- Active: August 1936–May 1937
- Country: Spain
- Allegiance: Confederación Nacional del Trabajo
- Branch: Confederal militias
- Type: Militia column
- Size: 1,500
- Garrison/HQ: Azuara
- Colours: Red; Black;
- Engagements: Spanish Civil War Battle of Mallorca; Aragon front; May Days;

Commanders
- Commander: José García Pradas
- Military advisor: Luis Jiménez Pajarero
- Political officer: Juan Yagüe

= Red and Black Column =

Anarchist militia column during the Spanish Civil War

The Red and Black Column (Columna Roja y Negra) was a column of the confederal militias that fought in the Spanish Civil War. It was initially established to participate in the Mallorca landings, but after the expedition was defeated, it became the fifth anarchist militia to be dispatched to the Aragon front. The column's position on the front was adjacent to the militia of the Workers' Party of Marxist Unification (POUM), but the two refused to collaborate with each other. The column participated in the establishment of the Regional Defence Council of Aragon and later merged into the Ascaso Column. In early 1937, it was militarised and transformed into the 127th Mixed Brigade of the Popular Army of the Republic. During the May Days, members of the former Red and Black Column attempted to abandon the front and go to Barcelona, but they were turned back after intervention from anarchist officials and the Republican military.

==Formation==
In the lead up to the July 1936 military uprising in Barcelona, on 17 July, the anarchist defence committee members Juan Yagüe and Julián Merino raided the ships in the port of Barcelona and seized the weapons on board. After the uprising was defeated in Barcelona, the Catalan revolutionaries organised a number of militia columns to fight against the Nationalists in Aragon. The first two columns, the Durruti Column and South Ebro Column, were sent by the anarchists. They were followed soon after by the anarchist Ascaso Column, then by the Del Barrio Column of the Unified Socialist Party of Catalonia (PSUC) and the Rovira-Arquer Column of Workers' Party of Marxist Unification (POUM). In August, the anarchists sent their fourth column, the Aguiluchos Column.

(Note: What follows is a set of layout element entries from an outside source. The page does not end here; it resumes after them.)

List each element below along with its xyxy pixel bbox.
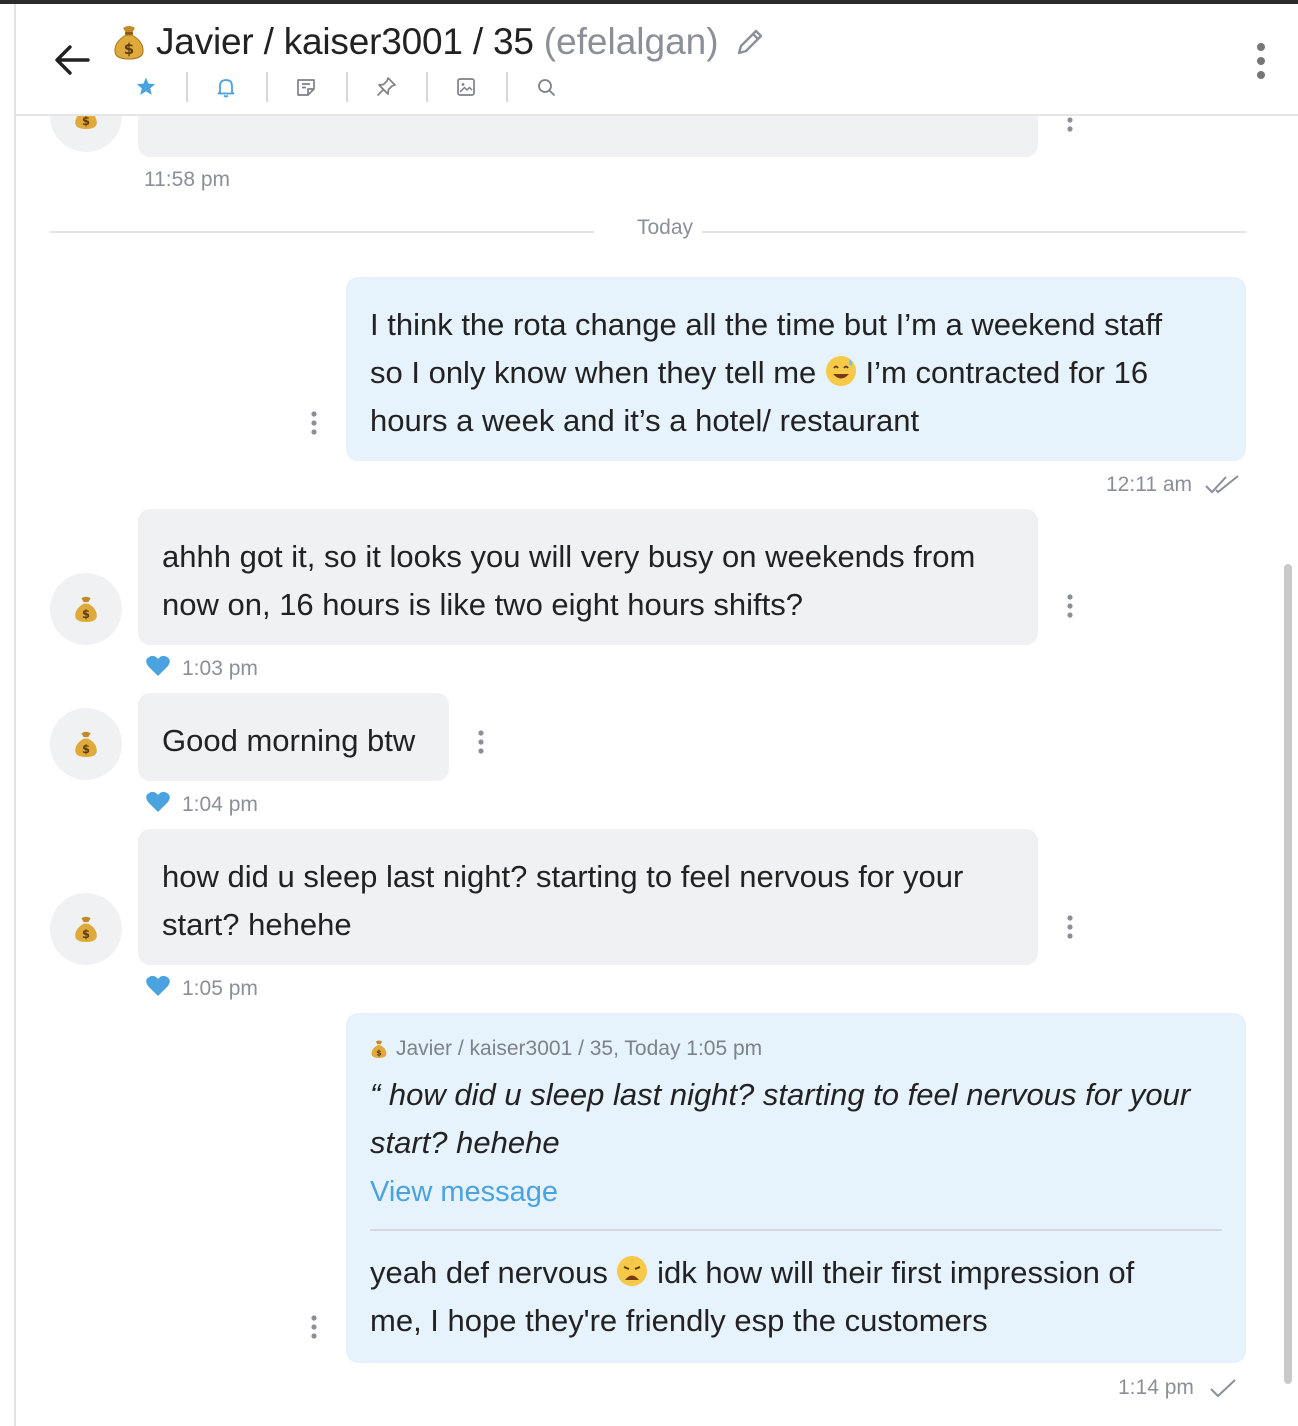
heart-like-icon[interactable] (145, 974, 171, 998)
message-text-line: ahhh got it, so it looks you will very b… (162, 539, 976, 574)
quoted-message-header: $ Javier / kaiser3001 / 35, Today 1:05 p… (370, 1035, 1222, 1063)
message-text-line: start? hehehe (162, 907, 352, 942)
chat-alias: (efelalgan) (543, 21, 719, 62)
divider-line-left (50, 231, 594, 233)
message-time: 1:05 pm (182, 977, 258, 1000)
quote-separator (370, 1229, 1222, 1231)
more-options-icon[interactable] (1254, 42, 1268, 80)
money-bag-icon: $ (114, 26, 144, 60)
message-bubble-clipped[interactable] (138, 116, 1038, 157)
message-list[interactable]: $ 11:58 pm Today I think the rota change… (16, 116, 1298, 1426)
money-bag-icon: $ (75, 596, 97, 622)
contact-avatar[interactable]: $ (50, 116, 122, 152)
svg-text:$: $ (82, 742, 90, 756)
single-check-sent-icon (1210, 1379, 1236, 1398)
message-time: 12:11 am (1106, 473, 1192, 496)
view-message-link[interactable]: View message (370, 1169, 558, 1215)
svg-text:$: $ (124, 40, 134, 58)
weary-face-emoji-icon (617, 1256, 648, 1286)
quoted-text-line: start? hehehe (370, 1125, 560, 1160)
message-options-icon[interactable] (309, 1314, 319, 1344)
chat-toolbar (106, 68, 586, 106)
message-options-icon[interactable] (1065, 914, 1075, 944)
message-time: 11:58 pm (144, 168, 230, 191)
divider-line-right (702, 231, 1246, 233)
money-bag-icon: $ (371, 1040, 387, 1058)
message-time: 1:03 pm (182, 657, 258, 680)
money-bag-icon: $ (75, 116, 97, 129)
svg-text:$: $ (376, 1048, 382, 1057)
message-text-line: so I only know when they tell me I’m con… (370, 355, 1149, 390)
contact-avatar[interactable]: $ (50, 708, 122, 780)
message-options-icon[interactable] (476, 729, 486, 759)
message-text-line: how did u sleep last night? starting to … (162, 859, 964, 894)
back-arrow-icon[interactable] (50, 38, 94, 82)
message-text-line: hours a week and it’s a hotel/ restauran… (370, 403, 920, 438)
svg-text:$: $ (82, 607, 90, 621)
message-text-line: now on, 16 hours is like two eight hours… (162, 587, 804, 622)
bell-icon[interactable] (186, 68, 266, 106)
heart-like-icon[interactable] (145, 790, 171, 814)
pin-icon[interactable] (346, 68, 426, 106)
chat-title-row: $ Javier / kaiser3001 / 35 (efelalgan) (112, 16, 767, 68)
money-bag-icon: $ (75, 731, 97, 757)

During this time, Juan Yagüe put together the Red and Black Column (Columna Roja y Negra) for the Battle of Mallorca, but the expedition to take the island was ultimately unsuccessful. Antònia Fontanillas Borràs had convinced Yagüe to allow her to join the column and participate in the Mallorca landings, but her father made her stay behind. Two of her friends joined the Mallorca expedition and one went on to fight on the Aragon front. In mid-September, the Red and Black Column was sent to the Aragon front as the anarchists' fifth militia column. The column was commanded by the syndicalist José García Pradas, with Luis Jiménez Pajarero as the column's military advisor. The Column was politically led by Juan Yagüe, who died on the front lines later that month.

==Aragon front==
The Red and Black Column established its barracks in Azuara, approximately six kilometres behind the front line. There they established a local union of the Confederación Nacional del Trabajo (CNT) and a group of the Libertarian Youth, which fielded many of the militia's members. Members of the Red and Black Column attended town meetings, and according to Augustin Souchy, maintained a "cordial relationship" with the town's inhabitants. Near the front line in Angüés, the Red and Black Column and the militia of the Workers' Party of Marxist Unification (POUM) occupied opposite sides of the village. When one went into combat, the other stayed behind, rather than the two fighting together.

On 6 October 1936, the Red and Black Column participated in the establishment of the Regional Defence Council of Aragon. The Red and Black Column and Aguiluchos Column eventually merged into the Ascaso Column, which came to count 7,000 militiamen under the command of Domingo Ascaso and Gregorio Jover. In early 1937, the Red and Black Column was militarised into the 127th Mixed Brigade, which was integrated into the 28th Division of the Popular Army of the Republic.

==May Days==
Following the outbreak of the May Days, on 5 May 1937, between 1,500 and 2,000 militiamen of the former Red and Black Column and the POUM abandoned the front line in Huesca and attempted to go to Barcelona. They left some of their forces distributed along the front, in order to assure its defence against the Nationalists. Juan Manuel Molina was alerted to the movements when the 127th Mixed Brigade, led by Máximo Franco, passed through Monzón carrying artillery cannons and machine guns. On their way, they were intercepted by the Spanish Republican Air Force and detained in Lleida. Franco then met with CNT members from Binéfar and was put on the phone to Molina, who assured him that the anarchists had enough forces in Barcelona to beat the communists. The meeting with the CNT officials convinced most of the Red and Black columnists to return to the front. 40 members of the column continued on to Barcelona, where they captured the Ronda de Sant Pau. But following appeals from the leadership of the CNT, they eventually abandoned the barricades.